How about this modification?
At first, the official document of Files: delete method and Files: emptyTrash method says as follows.
If successful, this method returns an empty response body.
By this, when the file was deleted and the trash was cleared, the returned del_response and trash_response are empty.
Modified script:
From your question, I could understand that files.list() and files.create() works. So I would like to propose the modification points for files.delete() and files.emptyTrash().
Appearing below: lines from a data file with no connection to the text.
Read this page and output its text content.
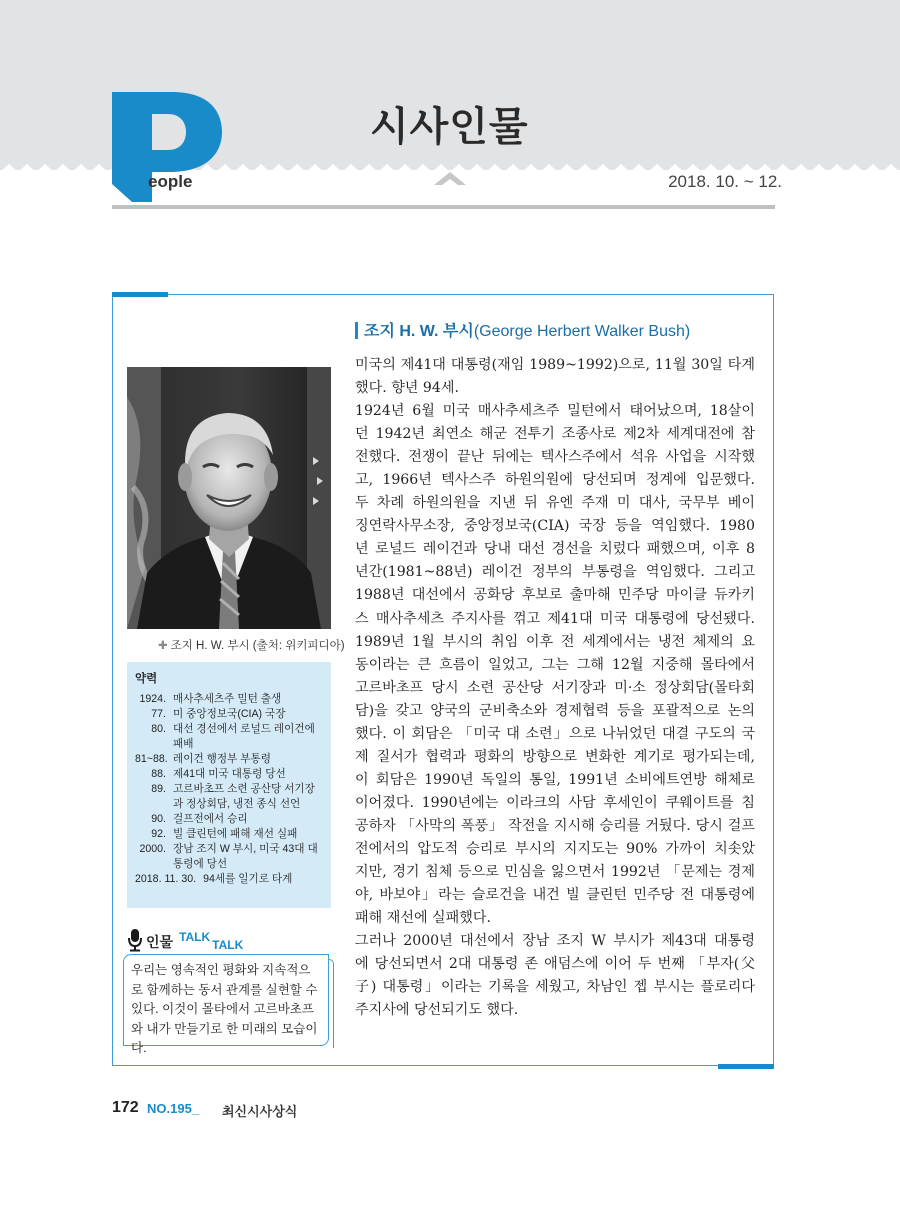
시사인물
eople	2018. 10. ~ 12.
✚ 조지 H. W. 부시 (출처: 위키피디아)
약력
1924. 매사추세츠주 밀턴 출생
77. 미 중앙정보국(CIA) 국장
80. 대선 경선에서 로널드 레이건에 패배
81~88. 레이건 행정부 부통령
88. 제41대 미국 대통령 당선
89. 고르바초프 소련 공산당 서기장과 정상회담, 냉전 종식 선언
90. 걸프전에서 승리
92. 빌 클린턴에 패해 재선 실패
2000. 장남 조지 W 부시, 미국 43대 대통령에 당선
2018. 11. 30. 94세를 일기로 타계
인물 TALK
TALK

우리는 영속적인 평화와 지속적으로 함께하는 동서 관계를 실현할 수 있다. 이것이 몰타에서 고르바초프와 내가 만들기로 한 미래의 모습이다.

조지 H. W. 부시(George Herbert Walker Bush)
미국의 제41대 대통령(재임 1989~1992)으로, 11월 30일 타계
했다. 향년 94세.
1924년 6월 미국 매사추세츠주 밀턴에서 태어났으며, 18살이
던 1942년 최연소 해군 전투기 조종사로 제2차 세계대전에 참
전했다. 전쟁이 끝난 뒤에는 텍사스주에서 석유 사업을 시작했
고, 1966년 텍사스주 하원의원에 당선되며 정계에 입문했다.
두 차례 하원의원을 지낸 뒤 유엔 주재 미 대사, 국무부 베이
징연락사무소장, 중앙정보국(CIA) 국장 등을 역임했다. 1980
년 로널드 레이건과 당내 대선 경선을 치렀다 패했으며, 이후 8
년간(1981~88년) 레이건 정부의 부통령을 역임했다. 그리고
1988년 대선에서 공화당 후보로 출마해 민주당 마이클 듀카키
스 매사추세츠 주지사를 꺾고 제41대 미국 대통령에 당선됐다.
1989년 1월 부시의 취임 이후 전 세계에서는 냉전 체제의 요
동이라는 큰 흐름이 일었고, 그는 그해 12월 지중해 몰타에서
고르바초프 당시 소련 공산당 서기장과 미·소 정상회담(몰타회
담)을 갖고 양국의 군비축소와 경제협력 등을 포괄적으로 논의
했다. 이 회담은 「미국 대 소련」으로 나뉘었던 대결 구도의 국
제 질서가 협력과 평화의 방향으로 변화한 계기로 평가되는데,
이 회담은 1990년 독일의 통일, 1991년 소비에트연방 해체로
이어졌다. 1990년에는 이라크의 사담 후세인이 쿠웨이트를 침
공하자 「사막의 폭풍」 작전을 지시해 승리를 거뒀다. 당시 걸프
전에서의 압도적 승리로 부시의 지지도는 90% 가까이 치솟았
지만, 경기 침체 등으로 민심을 잃으면서 1992년 「문제는 경제
야, 바보야」라는 슬로건을 내건 빌 클린턴 민주당 전 대통령에
패해 재선에 실패했다.
그러나 2000년 대선에서 장남 조지 W 부시가 제43대 대통령
에 당선되면서 2대 대통령 존 애덤스에 이어 두 번째 「부자(父
子) 대통령」이라는 기록을 세웠고, 차남인 젭 부시는 플로리다
주지사에 당선되기도 했다.
172 NO.195_ 최신시사상식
Please modify your script as follows.
From:
for item in items:
print('I will try to delete this file:')
print(u'{0} ({1})'.format(item['name'], item['id']))
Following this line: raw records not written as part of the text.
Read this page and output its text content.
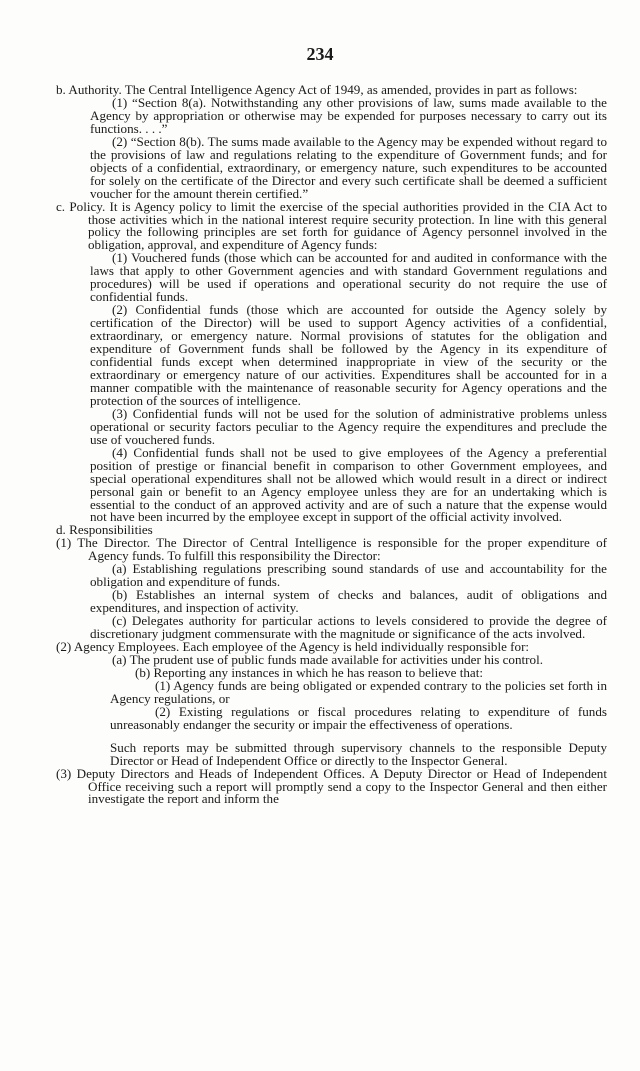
234

b. Authority. The Central Intelligence Agency Act of 1949, as amended, provides in part as follows:

(1) “Section 8(a). Notwithstanding any other provisions of law, sums made available to the Agency by appropriation or otherwise may be expended for purposes necessary to carry out its functions. . . .”

(2) “Section 8(b). The sums made available to the Agency may be expended without regard to the provisions of law and regulations relating to the expenditure of Government funds; and for objects of a confidential, extraordinary, or emergency nature, such expenditures to be accounted for solely on the certificate of the Director and every such certificate shall be deemed a sufficient voucher for the amount therein certified.”

c. Policy. It is Agency policy to limit the exercise of the special authorities provided in the CIA Act to those activities which in the national interest require security protection. In line with this general policy the following principles are set forth for guidance of Agency personnel involved in the obligation, approval, and expenditure of Agency funds:

(1) Vouchered funds (those which can be accounted for and audited in conformance with the laws that apply to other Government agencies and with standard Government regulations and procedures) will be used if operations and operational security do not require the use of confidential funds.

(2) Confidential funds (those which are accounted for outside the Agency solely by certification of the Director) will be used to support Agency activities of a confidential, extraordinary, or emergency nature. Normal provisions of statutes for the obligation and expenditure of Government funds shall be followed by the Agency in its expenditure of confidential funds except when determined inappropriate in view of the security or the extraordinary or emergency nature of our activities. Expenditures shall be accounted for in a manner compatible with the maintenance of reasonable security for Agency operations and the protection of the sources of intelligence.

(3) Confidential funds will not be used for the solution of administrative problems unless operational or security factors peculiar to the Agency require the expenditures and preclude the use of vouchered funds.

(4) Confidential funds shall not be used to give employees of the Agency a preferential position of prestige or financial benefit in comparison to other Government employees, and special operational expenditures shall not be allowed which would result in a direct or indirect personal gain or benefit to an Agency employee unless they are for an undertaking which is essential to the conduct of an approved activity and are of such a nature that the expense would not have been incurred by the employee except in support of the official activity involved.

d. Responsibilities

(1) The Director. The Director of Central Intelligence is responsible for the proper expenditure of Agency funds. To fulfill this responsibility the Director:

(a) Establishing regulations prescribing sound standards of use and accountability for the obligation and expenditure of funds.

(b) Establishes an internal system of checks and balances, audit of obligations and expenditures, and inspection of activity.

(c) Delegates authority for particular actions to levels considered to provide the degree of discretionary judgment commensurate with the magnitude or significance of the acts involved.

(2) Agency Employees. Each employee of the Agency is held individually responsible for:

(a) The prudent use of public funds made available for activities under his control.

(b) Reporting any instances in which he has reason to believe that:

(1) Agency funds are being obligated or expended contrary to the policies set forth in Agency regulations, or

(2) Existing regulations or fiscal procedures relating to expenditure of funds unreasonably endanger the security or impair the effectiveness of operations.

Such reports may be submitted through supervisory channels to the responsible Deputy Director or Head of Independent Office or directly to the Inspector General.

(3) Deputy Directors and Heads of Independent Offices. A Deputy Director or Head of Independent Office receiving such a report will promptly send a copy to the Inspector General and then either investigate the report and inform the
del_response = drive_service.files().delete(fileId=item['id'])
print('del_response.body:')
print( del_response.body)
print('I will try to emptyTrash:')
trash_response = drive_service.files().emptyTrash()
print('trash_response.body:')
print( trash_response.body)
To:
for item in items:
print('I will try to delete this file:')
print(u'{0} ({1})'.format(item['name'], item['id']))
del_response = drive_service.files().delete(fileId=item['id']).execute() # Modified
print('del_response.body:')
print(del_response)
print('I will try to emptyTrash:')
trash_response = drive_service.files().emptyTrash().execute() # Modified
print('trash_response.body:')
print(trash_response)
execute() was added for drive_service.files().delete() and drive_service.files().emptyTrash().
References:
Files: delete
Files: emptyTrash
If this was not the result you want, I apologize.